Prima del Concerto per violino di Antonin Dvořák, però, vi è stato un omaggio ad un caposaldo della musica mitteleuropea nella sua verecondia popolare, ovvero le celeberrime Danze Ungheresi (n.17, 18, 19, 20, 21) di Johannes Brahms che ci riportano alla genesi originale di molte composizioni della terra d'Ungheria, che ha dato i natali a Liszt ed alle sue altrettanto famose Rapsodie ungheresi. Nate per pianoforte a quattro mani, le Danze ungheresi riferite al puro canto popolare dal quale traggono spunto, che inglobano, anche elementi colti che il compositore aggiunse nel suo spirito rinnovatore. Brahms le cominciò a comporre nel 1852, quando Clara Schumann, di cui fu sempre perdutamente innamorato, inizio ad eseguirle al pianoforte. Le ultime furono composte quasi vent'anni dopo e datano fino al 1869 però fu l'editore Simrock che ne commissionò la trascrizione per orchestra che Brahms eseguì solo per la 1, la 3 e la 10: le altre furono commissionate ad altri compistori della sua scuderia, tra cui proprio Antonin Dvořák, che orchestrò proprio quelle che abbiamo ascoltato stasera, 17, 18, 19, 20, 21.
L'Orchestra dell'Accademia di Santa Ceciliale le ha eseguite con attenzione, ben diretta dal Maestro Jakub Hrůša, con cui era evidente un feeling che è esploso soprattutto nella seconda parte del concerto con l'esecuzione della Suite da Romeo e Giulietta di Sergej Prokofiev, in cui il pubblico è stato coinvolto nella difficile complessità della partitura che in particolare archi, ottoni, fiati, hanno fatto risuonare in modo raffinato: questa composizione, che originò da un balletto scritto nel 1935 e che poi musicò in tre suite, l'ultima nel 1946. Il balletto fu messo in scena nel 1940 ma le suite hanno una vita propria e sono da sempre aclclamate in tutto il mondo. La suite prescelta è a cura del direttore Hrůša e comprende il Preludio (Balletto n.1); I Montecchi ed i Capuleti (Suite n. 2-1); La giovane Giulietta (Suite n. 2-2); Maschere (Suite n. 1-5); Romeo e Giulietta (Suite n. 1-6); La morte di Tebaldo (Suite n. 1-7); Romeo e Giulietta prima della separazione (Suite. n. 2-5); Romeo alla tomba di Giulietta (Suite n. 2-7); Morte di Giulietta (Balletto n. 52). Bisogna aggiungere nonchè sottolineare, che le due perle di suite furono scritte da Prokofiev che, tornato nel 1935 in Russia per amor di patria, trovò invece molti ostacoli e, visto che il balletto non raggiungeva il palcoscenico in Russia - la prima fu a Brno in Moravia nel 1938 - la prima suite fu composta per essere eseguita in sede sinfonica, che riuscì nel 1936 a Mosca nella Sala della Filarmonica.

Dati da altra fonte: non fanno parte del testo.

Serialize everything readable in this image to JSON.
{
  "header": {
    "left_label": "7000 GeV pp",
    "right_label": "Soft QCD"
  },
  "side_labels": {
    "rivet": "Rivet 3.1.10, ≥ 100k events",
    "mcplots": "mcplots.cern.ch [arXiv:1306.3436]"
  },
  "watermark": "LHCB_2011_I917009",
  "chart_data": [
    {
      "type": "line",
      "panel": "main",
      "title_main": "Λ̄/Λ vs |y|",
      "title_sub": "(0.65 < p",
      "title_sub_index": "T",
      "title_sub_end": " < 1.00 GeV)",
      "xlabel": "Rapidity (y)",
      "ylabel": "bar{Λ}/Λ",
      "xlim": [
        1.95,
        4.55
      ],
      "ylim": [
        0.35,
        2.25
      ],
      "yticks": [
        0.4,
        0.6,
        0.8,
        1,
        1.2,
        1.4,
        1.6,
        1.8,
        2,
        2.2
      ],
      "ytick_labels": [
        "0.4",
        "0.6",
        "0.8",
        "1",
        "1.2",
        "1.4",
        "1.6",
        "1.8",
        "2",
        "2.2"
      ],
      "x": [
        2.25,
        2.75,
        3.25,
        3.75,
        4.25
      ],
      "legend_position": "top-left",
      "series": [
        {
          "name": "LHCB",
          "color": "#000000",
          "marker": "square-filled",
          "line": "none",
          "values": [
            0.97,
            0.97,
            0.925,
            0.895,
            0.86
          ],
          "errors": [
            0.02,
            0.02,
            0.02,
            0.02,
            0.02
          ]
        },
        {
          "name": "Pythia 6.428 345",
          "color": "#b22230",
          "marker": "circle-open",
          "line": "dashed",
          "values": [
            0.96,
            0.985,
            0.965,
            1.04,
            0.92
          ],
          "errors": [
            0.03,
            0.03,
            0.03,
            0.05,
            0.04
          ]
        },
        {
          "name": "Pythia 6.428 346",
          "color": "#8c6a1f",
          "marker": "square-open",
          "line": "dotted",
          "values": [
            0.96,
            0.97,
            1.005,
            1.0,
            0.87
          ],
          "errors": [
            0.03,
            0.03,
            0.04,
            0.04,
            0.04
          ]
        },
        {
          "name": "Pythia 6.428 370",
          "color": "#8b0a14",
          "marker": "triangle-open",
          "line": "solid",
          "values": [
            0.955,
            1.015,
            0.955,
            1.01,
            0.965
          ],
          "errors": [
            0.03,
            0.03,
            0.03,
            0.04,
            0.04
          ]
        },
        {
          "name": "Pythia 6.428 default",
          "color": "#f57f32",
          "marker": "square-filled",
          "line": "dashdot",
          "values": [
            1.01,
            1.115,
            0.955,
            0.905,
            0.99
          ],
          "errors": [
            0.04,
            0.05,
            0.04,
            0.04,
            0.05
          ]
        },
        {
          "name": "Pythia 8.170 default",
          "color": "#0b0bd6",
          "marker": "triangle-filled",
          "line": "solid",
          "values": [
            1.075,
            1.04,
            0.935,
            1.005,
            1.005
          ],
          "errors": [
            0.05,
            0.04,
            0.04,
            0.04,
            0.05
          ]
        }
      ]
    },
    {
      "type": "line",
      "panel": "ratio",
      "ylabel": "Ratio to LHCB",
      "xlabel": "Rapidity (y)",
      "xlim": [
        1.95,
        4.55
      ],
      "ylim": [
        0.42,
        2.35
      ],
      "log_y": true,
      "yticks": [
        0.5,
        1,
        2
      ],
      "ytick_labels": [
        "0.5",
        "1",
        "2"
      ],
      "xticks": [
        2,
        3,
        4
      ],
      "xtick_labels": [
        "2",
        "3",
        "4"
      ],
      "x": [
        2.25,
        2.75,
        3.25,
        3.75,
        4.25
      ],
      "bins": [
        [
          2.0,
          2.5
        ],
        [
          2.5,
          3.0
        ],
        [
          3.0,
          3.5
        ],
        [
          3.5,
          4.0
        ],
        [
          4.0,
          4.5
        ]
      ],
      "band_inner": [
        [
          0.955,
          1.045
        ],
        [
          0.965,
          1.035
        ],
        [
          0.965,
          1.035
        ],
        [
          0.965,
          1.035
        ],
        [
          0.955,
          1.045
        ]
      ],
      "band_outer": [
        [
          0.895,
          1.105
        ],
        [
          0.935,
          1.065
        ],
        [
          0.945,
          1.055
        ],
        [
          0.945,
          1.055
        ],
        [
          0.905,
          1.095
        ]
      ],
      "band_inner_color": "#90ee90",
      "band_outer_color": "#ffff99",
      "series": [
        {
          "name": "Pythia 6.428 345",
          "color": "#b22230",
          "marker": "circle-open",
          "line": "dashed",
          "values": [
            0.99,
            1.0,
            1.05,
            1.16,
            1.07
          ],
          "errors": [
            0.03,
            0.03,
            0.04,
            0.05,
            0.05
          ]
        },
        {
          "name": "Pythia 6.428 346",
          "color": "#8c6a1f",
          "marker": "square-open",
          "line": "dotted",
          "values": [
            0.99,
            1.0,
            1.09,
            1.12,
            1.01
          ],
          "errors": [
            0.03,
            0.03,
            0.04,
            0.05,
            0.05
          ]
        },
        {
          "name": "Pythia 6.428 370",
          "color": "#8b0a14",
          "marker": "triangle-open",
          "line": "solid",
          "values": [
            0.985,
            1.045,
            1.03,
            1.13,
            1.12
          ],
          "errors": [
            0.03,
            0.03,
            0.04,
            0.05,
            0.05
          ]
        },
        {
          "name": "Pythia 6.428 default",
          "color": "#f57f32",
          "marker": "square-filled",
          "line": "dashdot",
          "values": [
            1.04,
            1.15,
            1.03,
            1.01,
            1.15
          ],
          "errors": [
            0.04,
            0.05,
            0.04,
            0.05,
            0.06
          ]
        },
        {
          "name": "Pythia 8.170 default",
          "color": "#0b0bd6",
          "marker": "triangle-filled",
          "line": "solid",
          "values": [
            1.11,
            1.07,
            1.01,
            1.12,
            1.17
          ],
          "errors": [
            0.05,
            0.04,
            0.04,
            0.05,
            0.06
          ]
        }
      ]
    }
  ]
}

Liriche e trascendenti, sognanti nelle loro suggestioni di un amore calpestato dall'insana rivalità tra le due famiglie dei Montecchi e dei Capuleti, Romeo e Giulietta strugge l'ascoltatore per inabissarlo nei suoi vertici fin dal primo tema dedicato a Giulietta, ondivago e leggero, per approdare al drammatico tema dei Capuleti che, torna, inquieto e notturno sia in Maschere sia in La morte di Tebaldo e che solo la leggiadria della fanciulla col suo impeto d'amore, può contrastare. Le marcette, come le danze, traducono gli avvicnamenti d'amore e gli incontri, come quello celebre del balcone; mentre i toni ostinati e ribattuti degli archi, con il picco assoluto della conosciutissima Dance of Knights (La danza dei cavalieri), tradiscono l'inquieta fine della tragedia annunciata da Shakespeare e ripresa da Prokofiev. Vertice assoluto di esecuzione dell'orchestra, ha chiuso il concerto in un tripudio meritatissimo, evidenziato dal pubblico in un abbraccio magniloquente tradotto in applauso.